Marko Aleksejev

Personal information
- Full name: Marko Aleksejev
- Nationality: Estonia
- Born: 14 February 1979 (age 47) Tartu, then part of Estonian SSR, Soviet Union
- Height: 1.96 m (6 ft 5 in)
- Weight: 80 kg (176 lb)

Sport
- Sport: Athletics
- Event: High jump
- Club: Audentese SK
- Coached by: Allan Eleranna

Achievements and titles
- Personal best: High jump: 2.28 (2005)

= Marko Aleksejev =

Estonian high jumper

Marko Aleksejev (born 14 February 1979) is a retired Estonian high jumper. He was selected to compete for the Estonian squad in the men's high jump at the 2004 Summer Olympics, and also trained throughout his athletic career for Audentese Sport Club (Audentese Spordi Klubi) in Tallinn, under his personal coach Allan Eleranna. In 2005, Aleksejev recorded his personal best jump at 2.28 m from the International High Jump Meet in Bühl, Germany.

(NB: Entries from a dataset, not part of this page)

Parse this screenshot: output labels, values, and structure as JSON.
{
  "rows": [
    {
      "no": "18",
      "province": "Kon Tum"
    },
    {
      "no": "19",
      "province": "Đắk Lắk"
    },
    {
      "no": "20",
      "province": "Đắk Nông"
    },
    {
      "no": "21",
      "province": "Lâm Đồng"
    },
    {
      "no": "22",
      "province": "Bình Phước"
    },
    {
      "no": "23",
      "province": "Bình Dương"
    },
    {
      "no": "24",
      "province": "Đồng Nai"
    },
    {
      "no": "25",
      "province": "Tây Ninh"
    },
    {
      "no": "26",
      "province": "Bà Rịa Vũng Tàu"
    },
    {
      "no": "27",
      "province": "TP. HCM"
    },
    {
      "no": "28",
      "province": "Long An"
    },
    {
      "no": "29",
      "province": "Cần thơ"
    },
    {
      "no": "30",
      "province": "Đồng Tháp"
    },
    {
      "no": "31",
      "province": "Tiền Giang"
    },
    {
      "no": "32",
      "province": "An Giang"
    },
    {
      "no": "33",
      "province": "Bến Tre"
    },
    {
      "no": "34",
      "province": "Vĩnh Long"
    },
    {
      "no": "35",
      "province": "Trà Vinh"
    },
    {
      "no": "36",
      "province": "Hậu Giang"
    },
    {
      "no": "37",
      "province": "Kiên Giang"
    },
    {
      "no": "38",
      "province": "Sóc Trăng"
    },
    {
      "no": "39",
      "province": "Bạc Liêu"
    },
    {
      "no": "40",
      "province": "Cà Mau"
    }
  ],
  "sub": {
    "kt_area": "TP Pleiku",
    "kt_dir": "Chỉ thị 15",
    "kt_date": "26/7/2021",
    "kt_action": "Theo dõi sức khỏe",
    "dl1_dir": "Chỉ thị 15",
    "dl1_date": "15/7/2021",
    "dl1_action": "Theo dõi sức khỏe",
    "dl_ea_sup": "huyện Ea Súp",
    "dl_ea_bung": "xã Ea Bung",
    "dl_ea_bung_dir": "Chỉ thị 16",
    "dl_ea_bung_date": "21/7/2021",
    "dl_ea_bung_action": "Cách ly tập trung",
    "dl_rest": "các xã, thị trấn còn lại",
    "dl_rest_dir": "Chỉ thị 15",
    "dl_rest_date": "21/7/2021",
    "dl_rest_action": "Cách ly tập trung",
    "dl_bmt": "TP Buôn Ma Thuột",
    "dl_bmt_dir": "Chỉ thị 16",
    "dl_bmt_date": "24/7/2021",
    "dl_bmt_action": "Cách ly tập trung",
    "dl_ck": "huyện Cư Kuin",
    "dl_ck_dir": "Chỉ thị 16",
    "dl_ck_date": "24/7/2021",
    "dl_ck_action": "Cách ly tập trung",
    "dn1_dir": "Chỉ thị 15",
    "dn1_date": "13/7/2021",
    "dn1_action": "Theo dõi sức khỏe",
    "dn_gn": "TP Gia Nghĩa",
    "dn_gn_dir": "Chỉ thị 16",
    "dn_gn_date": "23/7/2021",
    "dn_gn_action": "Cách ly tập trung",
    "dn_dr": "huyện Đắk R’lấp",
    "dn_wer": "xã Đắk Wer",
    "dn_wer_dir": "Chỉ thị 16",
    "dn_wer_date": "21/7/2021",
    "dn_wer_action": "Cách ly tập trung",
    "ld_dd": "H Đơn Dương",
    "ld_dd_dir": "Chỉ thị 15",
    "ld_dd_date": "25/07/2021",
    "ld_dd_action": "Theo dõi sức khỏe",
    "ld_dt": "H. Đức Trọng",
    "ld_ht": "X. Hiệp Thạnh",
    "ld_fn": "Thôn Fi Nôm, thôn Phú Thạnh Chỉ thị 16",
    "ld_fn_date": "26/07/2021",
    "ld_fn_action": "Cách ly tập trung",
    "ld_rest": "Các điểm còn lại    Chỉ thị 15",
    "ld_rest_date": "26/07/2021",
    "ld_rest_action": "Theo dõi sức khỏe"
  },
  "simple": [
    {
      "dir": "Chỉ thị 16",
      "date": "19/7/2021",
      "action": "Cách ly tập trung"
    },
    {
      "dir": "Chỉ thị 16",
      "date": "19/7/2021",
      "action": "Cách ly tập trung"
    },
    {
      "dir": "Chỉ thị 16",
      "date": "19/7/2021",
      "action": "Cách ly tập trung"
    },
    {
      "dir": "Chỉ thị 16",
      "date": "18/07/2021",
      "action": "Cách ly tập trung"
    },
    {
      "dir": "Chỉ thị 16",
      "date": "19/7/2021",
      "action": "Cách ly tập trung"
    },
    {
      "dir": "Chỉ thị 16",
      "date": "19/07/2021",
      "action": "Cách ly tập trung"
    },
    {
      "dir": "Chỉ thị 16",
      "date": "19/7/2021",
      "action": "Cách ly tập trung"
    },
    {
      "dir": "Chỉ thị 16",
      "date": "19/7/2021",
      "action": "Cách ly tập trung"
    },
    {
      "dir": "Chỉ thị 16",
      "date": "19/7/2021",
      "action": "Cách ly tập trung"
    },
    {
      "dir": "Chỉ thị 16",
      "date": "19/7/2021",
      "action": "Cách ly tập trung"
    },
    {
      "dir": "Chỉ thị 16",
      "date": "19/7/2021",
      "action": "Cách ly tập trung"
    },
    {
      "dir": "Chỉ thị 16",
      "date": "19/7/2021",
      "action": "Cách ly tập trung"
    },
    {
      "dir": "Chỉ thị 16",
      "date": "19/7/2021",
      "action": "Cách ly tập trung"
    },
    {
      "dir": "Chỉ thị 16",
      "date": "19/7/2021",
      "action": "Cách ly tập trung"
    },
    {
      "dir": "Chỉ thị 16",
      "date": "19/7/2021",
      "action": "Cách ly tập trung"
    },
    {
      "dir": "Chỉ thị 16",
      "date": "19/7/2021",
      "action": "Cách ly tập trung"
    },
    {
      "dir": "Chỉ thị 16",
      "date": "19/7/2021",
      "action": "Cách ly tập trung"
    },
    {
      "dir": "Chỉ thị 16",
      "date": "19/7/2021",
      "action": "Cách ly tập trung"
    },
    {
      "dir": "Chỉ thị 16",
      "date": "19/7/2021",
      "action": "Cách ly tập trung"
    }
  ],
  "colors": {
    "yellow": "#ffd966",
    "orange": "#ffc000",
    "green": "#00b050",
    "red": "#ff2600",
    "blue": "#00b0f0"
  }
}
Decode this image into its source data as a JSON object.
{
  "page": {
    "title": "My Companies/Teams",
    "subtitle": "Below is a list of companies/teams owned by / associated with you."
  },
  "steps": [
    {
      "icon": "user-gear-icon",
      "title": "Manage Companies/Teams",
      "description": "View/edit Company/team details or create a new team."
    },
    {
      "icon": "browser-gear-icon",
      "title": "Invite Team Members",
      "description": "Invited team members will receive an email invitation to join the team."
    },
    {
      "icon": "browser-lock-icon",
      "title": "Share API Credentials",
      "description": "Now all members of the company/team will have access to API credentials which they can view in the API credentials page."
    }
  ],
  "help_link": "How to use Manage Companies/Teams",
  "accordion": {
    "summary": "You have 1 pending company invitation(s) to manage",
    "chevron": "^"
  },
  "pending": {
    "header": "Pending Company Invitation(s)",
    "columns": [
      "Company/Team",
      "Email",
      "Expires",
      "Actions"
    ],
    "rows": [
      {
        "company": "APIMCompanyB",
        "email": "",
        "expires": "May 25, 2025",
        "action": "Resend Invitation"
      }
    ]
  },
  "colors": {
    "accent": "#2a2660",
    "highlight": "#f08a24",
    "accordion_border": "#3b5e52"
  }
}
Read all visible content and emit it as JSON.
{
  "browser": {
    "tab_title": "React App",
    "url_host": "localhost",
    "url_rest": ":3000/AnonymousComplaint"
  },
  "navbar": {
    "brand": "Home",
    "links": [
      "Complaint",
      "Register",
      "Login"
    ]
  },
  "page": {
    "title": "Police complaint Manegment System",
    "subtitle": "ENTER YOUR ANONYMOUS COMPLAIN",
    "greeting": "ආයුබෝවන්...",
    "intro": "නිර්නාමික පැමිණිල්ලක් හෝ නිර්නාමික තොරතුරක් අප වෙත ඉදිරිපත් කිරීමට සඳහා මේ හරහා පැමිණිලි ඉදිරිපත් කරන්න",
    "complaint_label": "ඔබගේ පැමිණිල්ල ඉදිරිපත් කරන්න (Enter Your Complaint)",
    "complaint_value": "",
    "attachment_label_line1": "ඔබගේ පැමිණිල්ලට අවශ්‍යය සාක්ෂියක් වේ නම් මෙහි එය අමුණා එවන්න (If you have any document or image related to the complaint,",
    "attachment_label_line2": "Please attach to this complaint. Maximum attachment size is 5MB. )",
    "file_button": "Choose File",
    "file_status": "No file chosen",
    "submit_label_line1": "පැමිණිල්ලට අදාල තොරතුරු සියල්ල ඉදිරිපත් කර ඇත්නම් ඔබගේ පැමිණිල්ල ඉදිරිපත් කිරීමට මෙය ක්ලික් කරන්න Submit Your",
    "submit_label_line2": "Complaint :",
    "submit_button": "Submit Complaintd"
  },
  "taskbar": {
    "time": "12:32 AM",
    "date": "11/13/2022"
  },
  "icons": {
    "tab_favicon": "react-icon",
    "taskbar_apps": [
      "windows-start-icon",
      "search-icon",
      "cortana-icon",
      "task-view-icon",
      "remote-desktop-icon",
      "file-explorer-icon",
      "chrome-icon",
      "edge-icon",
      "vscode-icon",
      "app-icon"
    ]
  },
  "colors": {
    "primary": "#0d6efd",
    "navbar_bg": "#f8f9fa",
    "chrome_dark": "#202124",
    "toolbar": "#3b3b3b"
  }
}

Aleksejev qualified for the Estonian squad in the men's high jump at the 2004 Summer Olympics in Athens. Three months before the Games, he cleared 2.27 m on his legal attempt to attain the exact Olympic B-height and assure a place on the Estonian track and field team from the European High Jump Meet in Herzogenbuchsee, Switzerland. Aleksejev elected to strenuously pass a single attempt at 2.10 and 2.15, until he could not overhaul the 2.20-metre barrier with all three misses, leaving him in a thirty-first place tie with Spain's Javier Bermejo at the end of the qualifying round.